Goodbye Pluto. Our textbooks are going to miss you. Yeah, yeah, I’m a big nerd.

Man turns eleventy-five years old

by on Monday, August 21st, 2006

Lady killer

Meet Emiliano Mercado del Toro, supercentenarian and world’s oldest person. Today is Emiliano’s 115th birthday. Boy, does he look good.

This prompts the question, “How in the Underworld has the dude lived so long?” Did he sell his pick-up sticks to the devil? Was he frozen in a glacier for several decades?

Here’s the secret:

Emiliano Mercado del Toro, who was a boy when the United States seized Puerto Rico from Spain in 1898, attributed his long life to a healthy diet and avoiding alcohol.

“I never damaged my body with liquor,” said Mercado, who quit a 76-year smoking habit when he was 90.

Get me some of those cigarettes, I say.

12 planets?

by on Wednesday, August 16th, 2006

New family portrait

IAU’s New Solar System

Is Pluto a planet? The nerd debate may at last draw to a close. For decades, the Anti-Pluto Crybabies have issued statements from their mom’s basement saying the tiny sphere is not a true planet, but was rather humanity’s first discovery of a Kuiper Belt object, a distant cloud of comets and ice balls with inclined orbits beyond the path of Neptune. The Pro-Pluto Crew contends Pluto achieves planetary status because it is not another planet’s satellite, it formed into a sphere from its own gravity, and they really like it a lot. To them, Pluto’s membership in the Kuiper Belt is not in dispute. It just also qualifies as a planet.

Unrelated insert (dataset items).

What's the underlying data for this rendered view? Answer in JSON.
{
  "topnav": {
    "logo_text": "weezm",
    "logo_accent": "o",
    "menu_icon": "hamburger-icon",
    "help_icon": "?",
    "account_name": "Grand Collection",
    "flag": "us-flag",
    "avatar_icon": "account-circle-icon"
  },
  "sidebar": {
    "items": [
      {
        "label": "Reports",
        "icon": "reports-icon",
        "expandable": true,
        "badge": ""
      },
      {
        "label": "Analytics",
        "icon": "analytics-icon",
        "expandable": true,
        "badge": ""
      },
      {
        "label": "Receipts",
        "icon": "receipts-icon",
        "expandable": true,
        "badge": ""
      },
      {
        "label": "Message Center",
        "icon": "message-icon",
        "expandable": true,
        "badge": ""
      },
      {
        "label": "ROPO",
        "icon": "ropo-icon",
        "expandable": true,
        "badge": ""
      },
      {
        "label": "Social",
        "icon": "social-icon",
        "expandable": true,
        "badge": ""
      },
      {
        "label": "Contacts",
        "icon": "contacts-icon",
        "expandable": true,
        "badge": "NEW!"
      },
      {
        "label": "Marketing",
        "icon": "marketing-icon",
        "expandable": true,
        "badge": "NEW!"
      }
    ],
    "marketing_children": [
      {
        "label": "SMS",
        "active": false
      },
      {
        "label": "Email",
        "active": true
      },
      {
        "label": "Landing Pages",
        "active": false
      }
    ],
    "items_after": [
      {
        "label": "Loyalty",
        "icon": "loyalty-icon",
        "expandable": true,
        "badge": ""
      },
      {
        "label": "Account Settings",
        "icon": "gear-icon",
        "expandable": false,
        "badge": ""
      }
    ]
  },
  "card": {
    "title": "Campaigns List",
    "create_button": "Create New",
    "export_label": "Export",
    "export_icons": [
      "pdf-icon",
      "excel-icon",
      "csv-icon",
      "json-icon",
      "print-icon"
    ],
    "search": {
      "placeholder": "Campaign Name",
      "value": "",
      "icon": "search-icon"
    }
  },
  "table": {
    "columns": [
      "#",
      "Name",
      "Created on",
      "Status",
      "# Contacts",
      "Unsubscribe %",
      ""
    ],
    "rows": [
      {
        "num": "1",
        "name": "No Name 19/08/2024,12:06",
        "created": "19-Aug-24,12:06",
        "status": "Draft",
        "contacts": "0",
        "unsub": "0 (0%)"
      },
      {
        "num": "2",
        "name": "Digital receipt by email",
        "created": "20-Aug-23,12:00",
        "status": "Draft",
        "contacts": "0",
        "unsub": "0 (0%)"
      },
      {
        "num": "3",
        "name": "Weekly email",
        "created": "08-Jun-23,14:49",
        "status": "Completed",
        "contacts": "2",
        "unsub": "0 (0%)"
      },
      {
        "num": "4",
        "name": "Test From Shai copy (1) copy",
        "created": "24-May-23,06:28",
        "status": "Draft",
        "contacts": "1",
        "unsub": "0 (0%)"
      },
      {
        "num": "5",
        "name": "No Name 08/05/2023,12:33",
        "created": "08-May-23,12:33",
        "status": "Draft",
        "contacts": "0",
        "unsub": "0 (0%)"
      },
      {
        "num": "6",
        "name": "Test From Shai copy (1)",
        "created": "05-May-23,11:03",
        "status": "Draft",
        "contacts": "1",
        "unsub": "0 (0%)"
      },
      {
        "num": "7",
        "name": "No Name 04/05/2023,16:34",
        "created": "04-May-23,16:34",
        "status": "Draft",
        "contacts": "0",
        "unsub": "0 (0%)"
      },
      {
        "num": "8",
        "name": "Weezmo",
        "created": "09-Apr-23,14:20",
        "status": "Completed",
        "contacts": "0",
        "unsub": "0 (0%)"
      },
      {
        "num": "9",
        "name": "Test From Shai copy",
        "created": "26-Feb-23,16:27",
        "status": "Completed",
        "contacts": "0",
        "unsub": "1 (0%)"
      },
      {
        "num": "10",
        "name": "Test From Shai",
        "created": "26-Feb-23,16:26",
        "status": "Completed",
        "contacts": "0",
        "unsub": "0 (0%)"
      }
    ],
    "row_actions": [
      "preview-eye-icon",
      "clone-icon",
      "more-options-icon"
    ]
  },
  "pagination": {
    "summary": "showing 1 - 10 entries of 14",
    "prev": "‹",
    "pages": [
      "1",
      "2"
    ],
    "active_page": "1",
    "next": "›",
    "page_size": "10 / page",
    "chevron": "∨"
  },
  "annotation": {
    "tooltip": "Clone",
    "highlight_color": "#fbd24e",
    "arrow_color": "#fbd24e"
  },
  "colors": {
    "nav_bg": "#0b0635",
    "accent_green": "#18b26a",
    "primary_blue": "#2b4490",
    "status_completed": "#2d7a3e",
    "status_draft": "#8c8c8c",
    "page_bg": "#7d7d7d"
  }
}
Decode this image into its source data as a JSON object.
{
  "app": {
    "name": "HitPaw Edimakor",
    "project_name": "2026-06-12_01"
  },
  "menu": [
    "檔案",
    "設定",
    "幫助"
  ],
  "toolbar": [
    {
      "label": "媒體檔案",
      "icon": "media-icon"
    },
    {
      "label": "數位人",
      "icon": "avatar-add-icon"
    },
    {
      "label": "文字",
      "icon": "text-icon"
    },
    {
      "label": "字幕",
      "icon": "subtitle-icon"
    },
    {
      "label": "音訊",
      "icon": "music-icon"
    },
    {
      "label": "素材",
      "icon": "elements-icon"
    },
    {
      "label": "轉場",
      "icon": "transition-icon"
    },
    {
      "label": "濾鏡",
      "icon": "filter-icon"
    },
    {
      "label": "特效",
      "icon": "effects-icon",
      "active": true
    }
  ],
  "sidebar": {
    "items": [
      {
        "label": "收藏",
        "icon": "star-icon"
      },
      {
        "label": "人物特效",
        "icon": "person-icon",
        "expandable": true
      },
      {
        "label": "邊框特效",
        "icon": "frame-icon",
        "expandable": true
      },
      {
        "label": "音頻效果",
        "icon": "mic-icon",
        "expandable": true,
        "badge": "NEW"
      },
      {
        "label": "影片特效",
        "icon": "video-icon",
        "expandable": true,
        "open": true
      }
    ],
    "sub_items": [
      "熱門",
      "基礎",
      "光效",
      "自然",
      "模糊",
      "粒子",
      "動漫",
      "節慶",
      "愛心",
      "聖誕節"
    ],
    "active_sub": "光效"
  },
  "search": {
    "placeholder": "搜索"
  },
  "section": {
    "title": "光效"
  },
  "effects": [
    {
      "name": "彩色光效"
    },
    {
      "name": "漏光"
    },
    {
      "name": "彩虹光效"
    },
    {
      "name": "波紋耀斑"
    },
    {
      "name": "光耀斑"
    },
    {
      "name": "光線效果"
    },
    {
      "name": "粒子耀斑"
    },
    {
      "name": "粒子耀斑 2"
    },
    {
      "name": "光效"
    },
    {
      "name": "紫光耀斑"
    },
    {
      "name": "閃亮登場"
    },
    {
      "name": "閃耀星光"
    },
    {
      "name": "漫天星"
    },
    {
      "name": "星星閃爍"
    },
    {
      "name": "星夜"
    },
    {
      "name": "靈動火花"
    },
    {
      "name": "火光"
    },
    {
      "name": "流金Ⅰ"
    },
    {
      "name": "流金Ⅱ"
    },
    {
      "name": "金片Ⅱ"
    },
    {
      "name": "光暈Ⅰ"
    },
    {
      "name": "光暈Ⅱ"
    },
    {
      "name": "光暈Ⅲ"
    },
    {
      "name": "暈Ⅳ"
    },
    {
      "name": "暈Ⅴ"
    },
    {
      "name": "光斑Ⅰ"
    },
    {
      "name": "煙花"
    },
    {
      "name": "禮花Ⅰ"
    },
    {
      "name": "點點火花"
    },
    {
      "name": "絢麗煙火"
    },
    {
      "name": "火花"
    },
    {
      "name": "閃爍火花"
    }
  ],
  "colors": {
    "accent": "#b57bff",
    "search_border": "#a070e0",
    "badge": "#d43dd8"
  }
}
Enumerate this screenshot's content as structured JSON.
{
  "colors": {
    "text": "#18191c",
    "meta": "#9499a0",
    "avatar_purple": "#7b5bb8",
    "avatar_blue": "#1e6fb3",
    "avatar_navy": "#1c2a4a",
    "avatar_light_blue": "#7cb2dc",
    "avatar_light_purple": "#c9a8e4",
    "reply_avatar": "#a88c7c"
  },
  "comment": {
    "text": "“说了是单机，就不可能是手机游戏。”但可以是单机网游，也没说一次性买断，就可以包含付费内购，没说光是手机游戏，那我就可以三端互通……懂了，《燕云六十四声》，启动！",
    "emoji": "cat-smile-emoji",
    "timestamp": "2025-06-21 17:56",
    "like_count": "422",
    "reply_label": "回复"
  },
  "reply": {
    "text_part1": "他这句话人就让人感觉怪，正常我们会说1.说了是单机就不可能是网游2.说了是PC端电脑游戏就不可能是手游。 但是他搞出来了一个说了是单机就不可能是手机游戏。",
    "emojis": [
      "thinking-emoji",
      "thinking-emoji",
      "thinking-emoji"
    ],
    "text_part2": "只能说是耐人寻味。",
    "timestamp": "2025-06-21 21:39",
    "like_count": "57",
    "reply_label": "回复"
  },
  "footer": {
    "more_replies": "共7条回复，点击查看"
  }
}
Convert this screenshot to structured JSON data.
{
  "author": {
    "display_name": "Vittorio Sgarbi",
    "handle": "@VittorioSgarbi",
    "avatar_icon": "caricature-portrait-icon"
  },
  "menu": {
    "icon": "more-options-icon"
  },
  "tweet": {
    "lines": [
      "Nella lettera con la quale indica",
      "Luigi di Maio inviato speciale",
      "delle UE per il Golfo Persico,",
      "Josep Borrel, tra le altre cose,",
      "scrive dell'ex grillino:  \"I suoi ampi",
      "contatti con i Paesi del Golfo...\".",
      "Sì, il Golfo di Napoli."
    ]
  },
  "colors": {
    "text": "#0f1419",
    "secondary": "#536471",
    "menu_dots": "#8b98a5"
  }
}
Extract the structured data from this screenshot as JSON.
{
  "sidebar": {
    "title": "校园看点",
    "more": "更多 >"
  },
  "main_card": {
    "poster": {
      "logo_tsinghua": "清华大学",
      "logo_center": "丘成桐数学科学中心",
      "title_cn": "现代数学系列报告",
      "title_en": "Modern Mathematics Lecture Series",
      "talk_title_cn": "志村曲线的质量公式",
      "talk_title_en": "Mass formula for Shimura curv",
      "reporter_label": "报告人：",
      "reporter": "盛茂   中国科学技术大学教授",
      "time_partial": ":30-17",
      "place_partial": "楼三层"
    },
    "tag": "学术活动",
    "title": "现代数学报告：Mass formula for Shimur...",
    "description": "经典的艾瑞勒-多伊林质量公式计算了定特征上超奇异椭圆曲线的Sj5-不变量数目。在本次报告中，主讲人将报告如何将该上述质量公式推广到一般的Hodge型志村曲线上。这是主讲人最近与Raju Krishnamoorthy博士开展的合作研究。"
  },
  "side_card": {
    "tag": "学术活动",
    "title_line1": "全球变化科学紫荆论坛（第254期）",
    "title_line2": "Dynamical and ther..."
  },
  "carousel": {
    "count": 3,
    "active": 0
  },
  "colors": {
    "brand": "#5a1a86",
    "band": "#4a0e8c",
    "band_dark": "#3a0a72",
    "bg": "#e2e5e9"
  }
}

Welcome to the club!Three new planets?

Now the International Astronomical Union (the people who bestow on celestial objects such names as “Sombrero Galaxy” and “Wild Duck Cluster”) want to nail down the the definition of a planet once and for all. Their proposed definition states:

“A planet is a celestial body that (a) has sufficient mass for its self-gravity to overcome rigid body forces so that it assumes a hydrostatic equilibrium (nearly spherical) shape, and (b) is in orbit around a star, and is neither a star nor a satellite of a planet.” source — International Astronomical Union

Translation: Spherical objects orbiting stars will be called planets.

Translation of translation: Pluto stays. Take that, Crybabies.

What does all this mean for our solar system? Poof, it’s maaaaaagic! we suddenly have three brand new planets. The first is a former planet-turned-asteriod, the second is Pluto’s former moon, and the last is waaaaaaay out there and was named, naturally, after Xena the Warrior Princess. Whoever said the IAU were a bunch of doofuses was dead wrong.

Additional details from Space.com:

  • The asteroid Ceres, which is round, would be recast as a dwarf planet in the new scheme.
  • Pluto would remain a planet, and its moon Charon would be reclassified as a planet. Both would be called “plutons,” however, to distinguish them from the eight “classical” planets.
  • A far-out Pluto-sized object known as 2003 UB313, currently nicknamed Xena, would also be called a pluton.